事後偉哥怕自家老子發現,托莊睿花了幾百塊錢買了塊劣質玉石,找人按照片重新給雕了個,又擺回到陽父收藏室的展架上,這過去了一個多月,居然沒有被發現。
「嘿嘿,告我的黑狀你也跑不掉的,不扯那個了,老,你發現沒有,這兩個女人,好像都對你有那麼一點兒意思啊,你看中哪個了?」偉哥扔下手里的遙控器,湊到莊睿身前,一臉的表情。
「你就不能別那麼庸俗啊,朋友,知道不,都是朋友。」莊睿義正言辭的說道。
「切,騙鬼呢,半夜跑去滿大街的幫人買裙子,還朋友?炮友還差不多。
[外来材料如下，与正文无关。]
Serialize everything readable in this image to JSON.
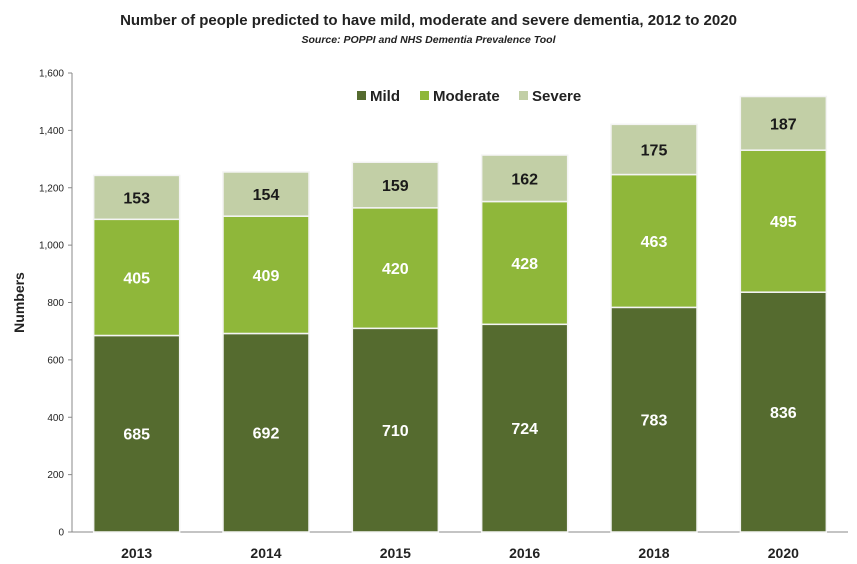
{
  "chart_data": {
    "type": "bar",
    "stacked": true,
    "title": "Number of people predicted to have mild, moderate and severe dementia, 2012 to 2020",
    "subtitle": "Source: POPPI and NHS Dementia Prevalence Tool",
    "xlabel": "",
    "ylabel": "Numbers",
    "ylim": [
      0,
      1600
    ],
    "yticks": [
      "0",
      "200",
      "400",
      "600",
      "800",
      "1,000",
      "1,200",
      "1,400",
      "1,600"
    ],
    "categories": [
      "2013",
      "2014",
      "2015",
      "2016",
      "2018",
      "2020"
    ],
    "series": [
      {
        "name": "Mild",
        "values": [
          685,
          692,
          710,
          724,
          783,
          836
        ],
        "color": "#556b2f",
        "label_color": "#ffffff"
      },
      {
        "name": "Moderate",
        "values": [
          405,
          409,
          420,
          428,
          463,
          495
        ],
        "color": "#8fb73a",
        "label_color": "#ffffff"
      },
      {
        "name": "Severe",
        "values": [
          153,
          154,
          159,
          162,
          175,
          187
        ],
        "color": "#c2cfa6",
        "label_color": "#1a1a1a"
      }
    ],
    "legend": "top-center",
    "grid": false
  }
}
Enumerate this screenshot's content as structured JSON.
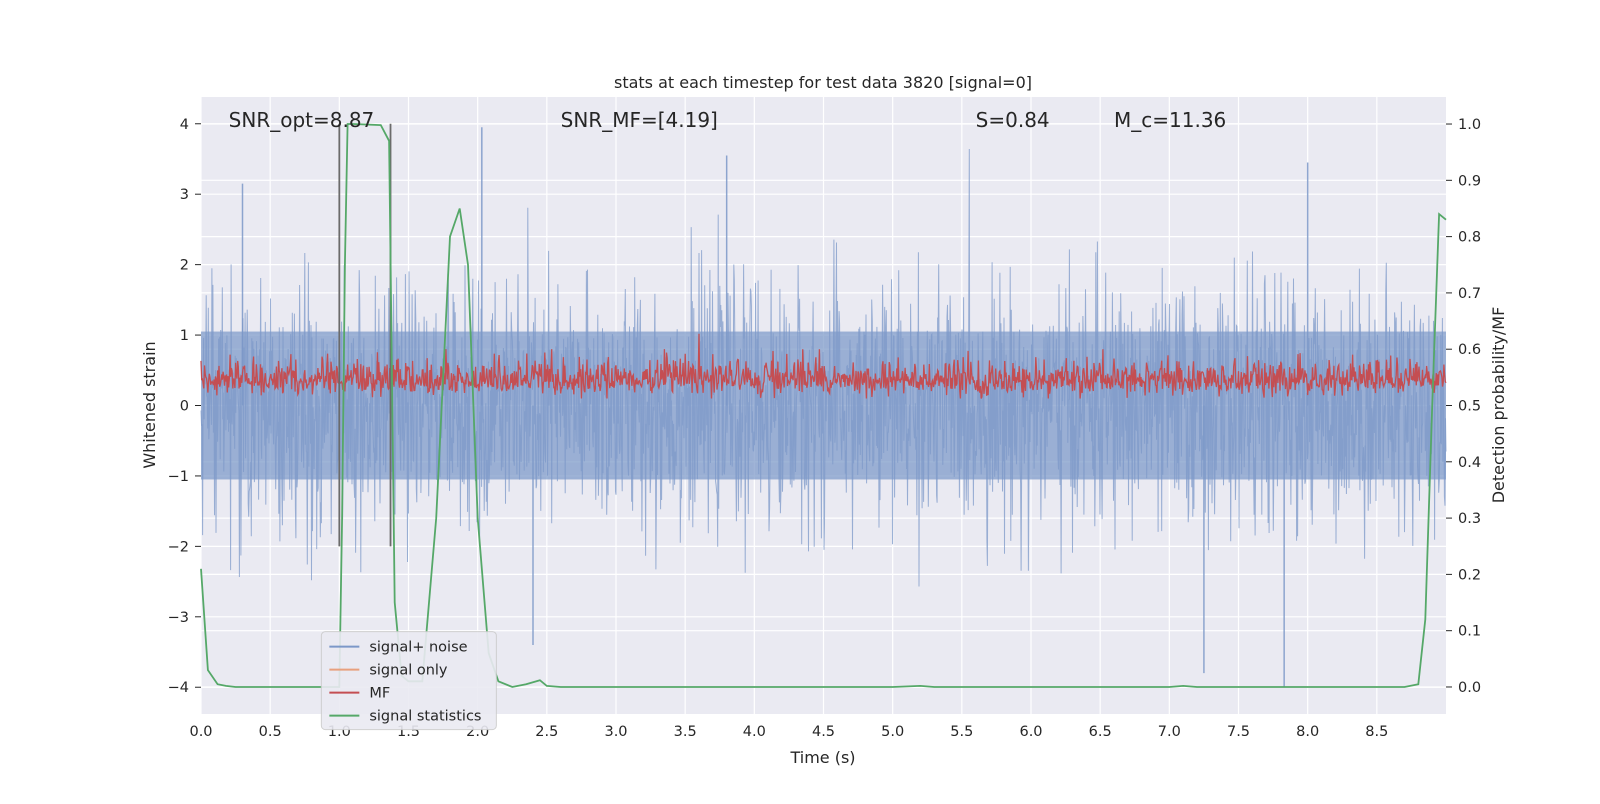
{
  "chart_data": {
    "type": "line",
    "title": "stats at each timestep for test data 3820 [signal=0]",
    "xlabel": "Time (s)",
    "ylabel_left": "Whitened strain",
    "ylabel_right": "Detection probability/MF",
    "xlim": [
      0.0,
      9.0
    ],
    "ylim_left": [
      -4.38,
      4.38
    ],
    "ylim_right": [
      -0.048,
      1.048
    ],
    "grid": true,
    "x_ticks": [
      "0.0",
      "0.5",
      "1.0",
      "1.5",
      "2.0",
      "2.5",
      "3.0",
      "3.5",
      "4.0",
      "4.5",
      "5.0",
      "5.5",
      "6.0",
      "6.5",
      "7.0",
      "7.5",
      "8.0",
      "8.5"
    ],
    "x_tick_values": [
      0.0,
      0.5,
      1.0,
      1.5,
      2.0,
      2.5,
      3.0,
      3.5,
      4.0,
      4.5,
      5.0,
      5.5,
      6.0,
      6.5,
      7.0,
      7.5,
      8.0,
      8.5
    ],
    "y_left_ticks": [
      "−4",
      "−3",
      "−2",
      "−1",
      "0",
      "1",
      "2",
      "3",
      "4"
    ],
    "y_left_tick_values": [
      -4,
      -3,
      -2,
      -1,
      0,
      1,
      2,
      3,
      4
    ],
    "y_right_ticks": [
      "0.0",
      "0.1",
      "0.2",
      "0.3",
      "0.4",
      "0.5",
      "0.6",
      "0.7",
      "0.8",
      "0.9",
      "1.0"
    ],
    "y_right_tick_values": [
      0.0,
      0.1,
      0.2,
      0.3,
      0.4,
      0.5,
      0.6,
      0.7,
      0.8,
      0.9,
      1.0
    ],
    "annotations": [
      {
        "text": "SNR_opt=8.87",
        "x": 0.2,
        "y": 4.0
      },
      {
        "text": "SNR_MF=[4.19]",
        "x": 2.6,
        "y": 4.0
      },
      {
        "text": "S=0.84",
        "x": 5.6,
        "y": 4.0
      },
      {
        "text": "M_c=11.36",
        "x": 6.6,
        "y": 4.0
      }
    ],
    "vertical_markers": [
      {
        "x": 1.0,
        "y_from": -2.0,
        "y_to": 4.0
      },
      {
        "x": 1.37,
        "y_from": -2.0,
        "y_to": 4.0
      }
    ],
    "legend": {
      "location": "lower-left",
      "entries": [
        {
          "label": "signal+ noise",
          "color": "#7c98c8"
        },
        {
          "label": "signal only",
          "color": "#e8a07e"
        },
        {
          "label": "MF",
          "color": "#c44e52"
        },
        {
          "label": "signal statistics",
          "color": "#55a868"
        }
      ]
    },
    "series": [
      {
        "name": "signal+ noise",
        "axis": "left",
        "color": "#7c98c8",
        "description": "dense whitened strain noise band",
        "envelope_typical": [
          -1.7,
          1.7
        ],
        "extremes": [
          {
            "x": 2.03,
            "y": 3.95
          },
          {
            "x": 0.3,
            "y": 3.15
          },
          {
            "x": 3.8,
            "y": 3.55
          },
          {
            "x": 8.0,
            "y": 3.45
          },
          {
            "x": 7.25,
            "y": -3.8
          },
          {
            "x": 7.83,
            "y": -4.0
          },
          {
            "x": 2.4,
            "y": -3.4
          }
        ]
      },
      {
        "name": "signal only",
        "axis": "left",
        "color": "#e8a07e",
        "values": []
      },
      {
        "name": "MF",
        "axis": "left",
        "color": "#c44e52",
        "description": "matched filter output band",
        "band": [
          0.15,
          0.75
        ],
        "peak": {
          "x": 3.6,
          "y": 1.02
        }
      },
      {
        "name": "signal statistics",
        "axis": "right",
        "color": "#55a868",
        "x": [
          0.0,
          0.05,
          0.12,
          0.18,
          0.25,
          0.5,
          1.0,
          1.02,
          1.04,
          1.06,
          1.1,
          1.3,
          1.36,
          1.4,
          1.45,
          1.5,
          1.6,
          1.7,
          1.8,
          1.87,
          1.93,
          2.0,
          2.08,
          2.15,
          2.25,
          2.35,
          2.45,
          2.5,
          2.6,
          3.0,
          4.0,
          5.0,
          5.2,
          5.3,
          5.4,
          6.0,
          7.0,
          7.1,
          7.2,
          7.5,
          8.0,
          8.5,
          8.7,
          8.8,
          8.85,
          8.9,
          8.95,
          9.0
        ],
        "y": [
          0.21,
          0.03,
          0.005,
          0.002,
          0.0,
          0.0,
          0.0,
          0.3,
          0.75,
          1.0,
          1.0,
          0.998,
          0.97,
          0.15,
          0.02,
          0.01,
          0.01,
          0.3,
          0.8,
          0.85,
          0.75,
          0.3,
          0.06,
          0.01,
          0.0,
          0.005,
          0.012,
          0.002,
          0.0,
          0.0,
          0.0,
          0.0,
          0.002,
          0.0,
          0.0,
          0.0,
          0.0,
          0.002,
          0.0,
          0.0,
          0.0,
          0.0,
          0.0,
          0.005,
          0.12,
          0.5,
          0.84,
          0.83
        ]
      }
    ]
  }
}
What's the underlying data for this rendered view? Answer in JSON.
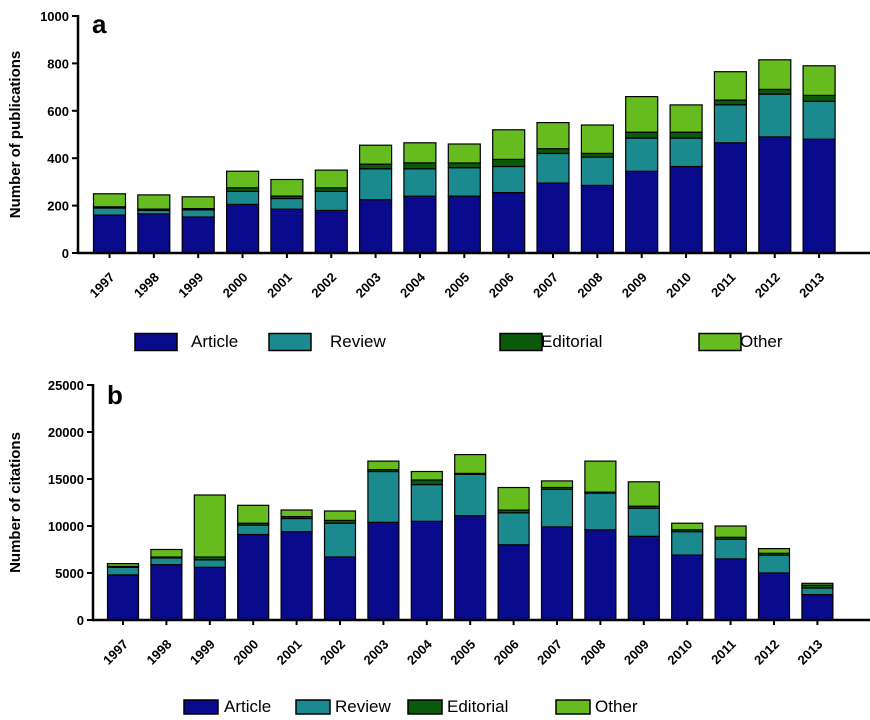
{
  "colors": {
    "Article": "#0a0a8c",
    "Review": "#1b8a8e",
    "Editorial": "#0b5a0b",
    "Other": "#66bb1e"
  },
  "chart_data": [
    {
      "type": "bar",
      "stacked": true,
      "panel_label": "a",
      "ylabel": "Number of publications",
      "ylim": [
        0,
        1000
      ],
      "yticks": [
        0,
        200,
        400,
        600,
        800,
        1000
      ],
      "legend_position": "bottom",
      "categories": [
        "1997",
        "1998",
        "1999",
        "2000",
        "2001",
        "2002",
        "2003",
        "2004",
        "2005",
        "2006",
        "2007",
        "2008",
        "2009",
        "2010",
        "2011",
        "2012",
        "2013"
      ],
      "series": [
        {
          "name": "Article",
          "values": [
            160,
            165,
            152,
            205,
            185,
            180,
            225,
            240,
            240,
            255,
            295,
            285,
            345,
            365,
            465,
            490,
            480
          ]
        },
        {
          "name": "Review",
          "values": [
            30,
            15,
            30,
            55,
            45,
            80,
            130,
            115,
            120,
            110,
            125,
            120,
            140,
            120,
            160,
            180,
            160
          ]
        },
        {
          "name": "Editorial",
          "values": [
            5,
            5,
            5,
            15,
            10,
            15,
            20,
            25,
            20,
            30,
            20,
            15,
            25,
            25,
            20,
            20,
            25
          ]
        },
        {
          "name": "Other",
          "values": [
            55,
            60,
            50,
            70,
            70,
            75,
            80,
            85,
            80,
            125,
            110,
            120,
            150,
            115,
            120,
            125,
            125
          ]
        }
      ]
    },
    {
      "type": "bar",
      "stacked": true,
      "panel_label": "b",
      "ylabel": "Number of citations",
      "ylim": [
        0,
        25000
      ],
      "yticks": [
        0,
        5000,
        10000,
        15000,
        20000,
        25000
      ],
      "legend_position": "bottom",
      "categories": [
        "1997",
        "1998",
        "1999",
        "2000",
        "2001",
        "2002",
        "2003",
        "2004",
        "2005",
        "2006",
        "2007",
        "2008",
        "2009",
        "2010",
        "2011",
        "2012",
        "2013"
      ],
      "series": [
        {
          "name": "Article",
          "values": [
            4800,
            5900,
            5600,
            9100,
            9400,
            6700,
            10400,
            10500,
            11100,
            8000,
            9900,
            9600,
            8900,
            6900,
            6500,
            5000,
            2700
          ]
        },
        {
          "name": "Review",
          "values": [
            800,
            700,
            800,
            1000,
            1400,
            3600,
            5400,
            3900,
            4400,
            3400,
            4000,
            3900,
            3000,
            2500,
            2100,
            1900,
            700
          ]
        },
        {
          "name": "Editorial",
          "values": [
            100,
            100,
            300,
            200,
            200,
            300,
            200,
            500,
            100,
            300,
            200,
            100,
            200,
            200,
            200,
            200,
            300
          ]
        },
        {
          "name": "Other",
          "values": [
            300,
            800,
            6600,
            1900,
            700,
            1000,
            900,
            900,
            2000,
            2400,
            700,
            3300,
            2600,
            700,
            1200,
            500,
            200
          ]
        }
      ]
    }
  ]
}
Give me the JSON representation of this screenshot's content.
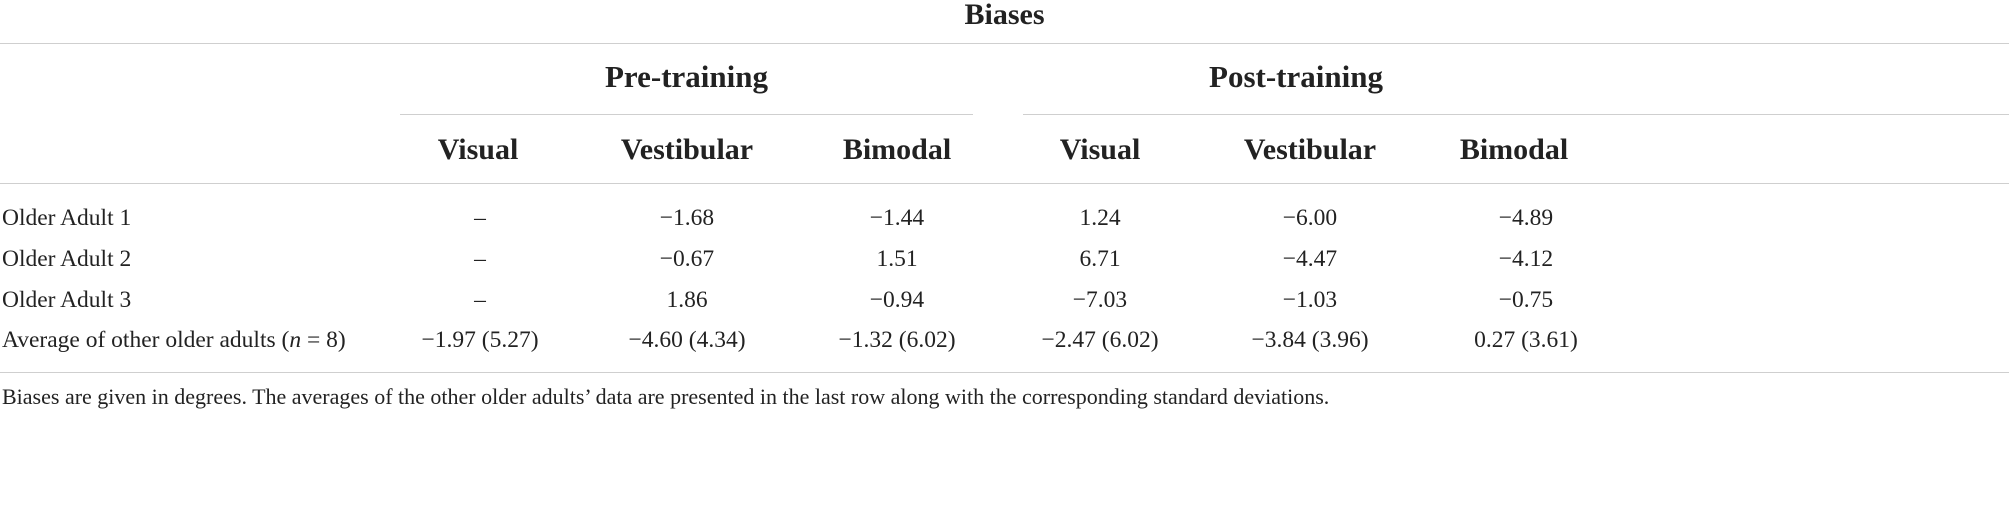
{
  "table": {
    "title": "Biases",
    "groups": [
      "Pre-training",
      "Post-training"
    ],
    "columns": [
      "Visual",
      "Vestibular",
      "Bimodal",
      "Visual",
      "Vestibular",
      "Bimodal"
    ],
    "rows": [
      {
        "label": "Older Adult 1",
        "values": [
          "–",
          "−1.68",
          "−1.44",
          "1.24",
          "−6.00",
          "−4.89"
        ]
      },
      {
        "label": "Older Adult 2",
        "values": [
          "–",
          "−0.67",
          "1.51",
          "6.71",
          "−4.47",
          "−4.12"
        ]
      },
      {
        "label": "Older Adult 3",
        "values": [
          "–",
          "1.86",
          "−0.94",
          "−7.03",
          "−1.03",
          "−0.75"
        ]
      }
    ],
    "average_row": {
      "label_prefix": "Average of other older adults (",
      "label_var": "n",
      "label_suffix": " = 8)",
      "values": [
        "−1.97 (5.27)",
        "−4.60 (4.34)",
        "−1.32 (6.02)",
        "−2.47 (6.02)",
        "−3.84 (3.96)",
        "0.27 (3.61)"
      ]
    },
    "footnote": "Biases are given in degrees. The averages of the other older adults’ data are presented in the last row along with the corresponding standard deviations."
  }
}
」
偉哥一臉鄙視的看著莊睿,上次白獅把苗菲菲的裙子撕爛之後,那會也不過就八點多,莊睿就打了個電話問了下偉哥哪里有女人服飾賣,這把柄就算是攥在了偉哥的手里,時不時的提出來打擊下莊睿。
「啪……」
「第九個了……」
莊睿無語的看著廚房,他不知道苗菲菲究竟要打碎多少碗盤才肯出來,今天是莊睿辭職離開典當行的第三天,正好是周末,苗菲菲和宋星君聯袂前來,說是要在莊睿離開中海之前,做一頓好吃的慰勞一下他,卻沒想到這二人一進廚房,莊睿家里的杯具洗具全都倒了大霉。
王一定騙當的事情,在一個星期之前就已經解決完了,這件事並沒有報警,最後還是以王一定退回所騙取的贓款作為一個了解,王一定本人提出辭職,早莊睿三天離開了典當行,听說是離開了中海,至于是否出國了,莊睿也沒有細打听,不過他知道王一定為了退贓,把自己那輛車都賣掉了,而那個李霞則是馬上轉投了另外一個男人的懷抱,使得王一定最後落得個雞飛蛋打。
莊睿的辭職沒有引起什麼波動,本身他就任典當行的經理這件事情,在投資公司就有不同的意見,由于德叔的大力支持才得以上位的,現在他辭職之後,正好空出位子安排其他人,除了德叔以外,那是皆大歡喜,新任經理在莊睿辭職的當天,就走馬上任了。
德叔本來也是要卸甲歸田,辭去典當行顧問的工作,只是現在典當行里新老不繼,又缺少鑒定師,只能是勉為其難的再干上一段時間,莊睿臨走的時候,本來想把那套朱可心的紫砂茶具送給德叔的,不過德叔堅辭不受,最後以五十萬的價格將其買了下來,這也讓莊睿的銀行存款又增加了不少。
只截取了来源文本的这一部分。